Today’s Economic Journal – Highlights – Kei Yao Nian: A huge amount of SVB deposits poured into HSBC

March 31, 2023

HSBC (00005) in mid-March announced the acquisition of the U.K. branch of Silicon Valley Bank (SVB UK), which had collapsed in the United States. Noel Quinn, chief executive of HSBC, retorted that the acquisition will help HSBC expand the new economic customer segment in the long run, and the transaction will let the market know the group’s determination to develop new technology company customers. From Silicon Valley Bank (SVB) to HSBC accounts in the US, UK and Hong Kong.

Personally submit a no-regret decision to the central bank

Qi Yaonian pointed out that the purchase of 1.4 billion pounds (about 13.594 billion Hong Kong dollars) of SVB UK tangible assets at a price of 1 pound (about 9.71 Hong Kong dollars) brought huge contingent capital to HSBC. When assessing the assets of 1 client, the potential loss ratio (loss ratio) has been assessed, and the potential risk (blackholes) has not been seen; at the same time, 1,300 of the accounts only use a single bank, and the remaining 2,300 clients hold multiple bank accounts, some of which are also HSBC customers can improve the audit work efficiency.

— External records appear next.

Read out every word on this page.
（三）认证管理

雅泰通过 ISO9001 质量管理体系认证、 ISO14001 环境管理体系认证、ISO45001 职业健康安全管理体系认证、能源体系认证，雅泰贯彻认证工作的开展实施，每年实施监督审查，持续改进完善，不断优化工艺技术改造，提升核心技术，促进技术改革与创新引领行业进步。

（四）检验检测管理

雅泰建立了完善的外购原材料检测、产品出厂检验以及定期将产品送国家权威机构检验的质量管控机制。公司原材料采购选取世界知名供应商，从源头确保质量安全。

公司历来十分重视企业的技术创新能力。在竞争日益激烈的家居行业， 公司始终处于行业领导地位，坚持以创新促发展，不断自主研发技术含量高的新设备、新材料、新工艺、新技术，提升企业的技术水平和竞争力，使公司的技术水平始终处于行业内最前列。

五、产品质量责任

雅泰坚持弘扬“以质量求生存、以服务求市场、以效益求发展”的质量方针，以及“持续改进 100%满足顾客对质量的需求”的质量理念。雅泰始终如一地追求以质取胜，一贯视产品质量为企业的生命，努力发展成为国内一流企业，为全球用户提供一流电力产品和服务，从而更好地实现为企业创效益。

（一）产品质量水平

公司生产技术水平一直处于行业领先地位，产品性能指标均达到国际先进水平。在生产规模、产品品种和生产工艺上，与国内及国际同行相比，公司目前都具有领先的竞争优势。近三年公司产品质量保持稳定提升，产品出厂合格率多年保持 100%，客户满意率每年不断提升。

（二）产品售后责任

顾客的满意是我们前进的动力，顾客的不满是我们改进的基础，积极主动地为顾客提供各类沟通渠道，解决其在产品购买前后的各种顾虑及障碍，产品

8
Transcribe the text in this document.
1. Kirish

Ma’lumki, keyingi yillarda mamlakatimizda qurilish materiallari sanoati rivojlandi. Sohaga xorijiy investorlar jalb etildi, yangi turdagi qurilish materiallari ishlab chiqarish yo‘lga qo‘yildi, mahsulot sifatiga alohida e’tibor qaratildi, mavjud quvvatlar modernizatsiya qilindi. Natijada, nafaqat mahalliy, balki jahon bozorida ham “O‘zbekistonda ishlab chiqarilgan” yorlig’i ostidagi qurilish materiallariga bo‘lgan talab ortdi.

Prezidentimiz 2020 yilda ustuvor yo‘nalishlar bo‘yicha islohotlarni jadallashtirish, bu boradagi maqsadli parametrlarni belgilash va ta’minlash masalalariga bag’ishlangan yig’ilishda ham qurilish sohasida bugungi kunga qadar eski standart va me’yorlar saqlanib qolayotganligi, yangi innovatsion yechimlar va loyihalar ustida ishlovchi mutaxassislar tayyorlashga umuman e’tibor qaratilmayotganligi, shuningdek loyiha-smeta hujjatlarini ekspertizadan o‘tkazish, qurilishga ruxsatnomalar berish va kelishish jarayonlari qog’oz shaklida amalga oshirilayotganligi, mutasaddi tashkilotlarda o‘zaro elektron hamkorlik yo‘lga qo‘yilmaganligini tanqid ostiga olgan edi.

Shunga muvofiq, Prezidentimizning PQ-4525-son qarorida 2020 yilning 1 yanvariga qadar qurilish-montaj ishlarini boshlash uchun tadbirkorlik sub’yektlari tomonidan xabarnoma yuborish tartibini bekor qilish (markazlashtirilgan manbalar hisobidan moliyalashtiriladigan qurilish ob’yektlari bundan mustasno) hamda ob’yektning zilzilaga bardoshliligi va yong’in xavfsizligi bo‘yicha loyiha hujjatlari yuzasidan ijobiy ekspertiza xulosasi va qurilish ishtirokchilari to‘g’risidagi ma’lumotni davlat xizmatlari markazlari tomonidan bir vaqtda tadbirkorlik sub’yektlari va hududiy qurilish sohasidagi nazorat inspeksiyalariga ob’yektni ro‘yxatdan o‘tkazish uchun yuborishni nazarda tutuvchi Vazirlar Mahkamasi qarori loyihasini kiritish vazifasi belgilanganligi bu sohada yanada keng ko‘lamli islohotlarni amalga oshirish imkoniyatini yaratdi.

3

As for the background of the acquisition, Qi Yaonian recalled that SVB had a serious liquidity problem on a Wednesday (8th) in March, and was taken over by the US regulator on Friday (10th). On the same day, SVB UK was also taken over by the Bank of England. “So SVB UK has become a central bank asset”.

On the morning of Saturday (11th), he took the initiative to express his willingness to acquire to the British regulators. At that time, he was approached by the “number two of BOE”. The board of directors proposed a plan and received support, and finally bought it at a price of 1 pound. The Bank of England’s request was only to “ensure the stability of the customer accounts of technology companies”, and the bidding was completed. He said that he has no regrets in making this suggestion to the board of directors.

HSBC later announced the deployment of 2 billion pounds (approximately HK$19.42 billion) to SVB UK. Qi Yaonian said that it was only to “maintain market confidence” and asserted that there would be no need to inject additional capital into SVB UK in the future. At this stage, it is necessary to study how to assist the UK The technology company has developed into a multinational company and rebranded SVB UK. There are plans to change its name to a brand with HSBC colors, and even said with a smile that it hopes to have the iconic hexagonal logo of HSBC.

Slightly affected by Credit Suisse AT1 bond write-offs

It has been more than two weeks since the acquisition. Qi Yaonian revealed that SVB UK has already returned a large amount of deposits, which is more effective in promoting HSBC’s goal of expanding technology and enterprise customers. In the past few weeks, there have been Chinese-funded customers of Silicon Valley Bank in the United States. To diversify risks and hope to open accounts in HSBC’s various branches.

Shortly after the SVB incident, UBS made a quick decision to acquire the troubled Credit Suisse, and Swiss regulators immediately wrote off Credit Suisse’s additional Tier 1 capital bonds (AT1). Qi Yaonian believes that the impact of the incident on HSBC is also quite slight. He said that the sharp drop in global AT1 bond prices that day reflected the market’s concerns about the uncertain outlook of related assets. However, the AT1 bonds issued by HSBC have returned to the level before the incident, and HSBC has not held any AT1 bonds issued by Credit Suisse. Debt, only a small amount of bonds held by clients, with a total amount of about several million U.S. dollars, emphasizing that the above events will not affect HSBC’s gradual dividend policy, and still confident that it can achieve about 50 cents per share (about 3.9 Hong Kong dollars) this year dividend distribution.

Confident in maintaining a progressive dividend policy

Recently, it was the turn of Deutsche Bank to report the risk of debt default. Qi Yaonian bluntly said that he has confidence in the bank. He also observed that the capital level of large international banks is sufficient, and he does not agree that it will trigger a large-scale financial crisis. In addition, it is expected that local regulatory agencies will strengthen risk management. ” The incident at SVB UK is unlikely to be repeated in other regions.”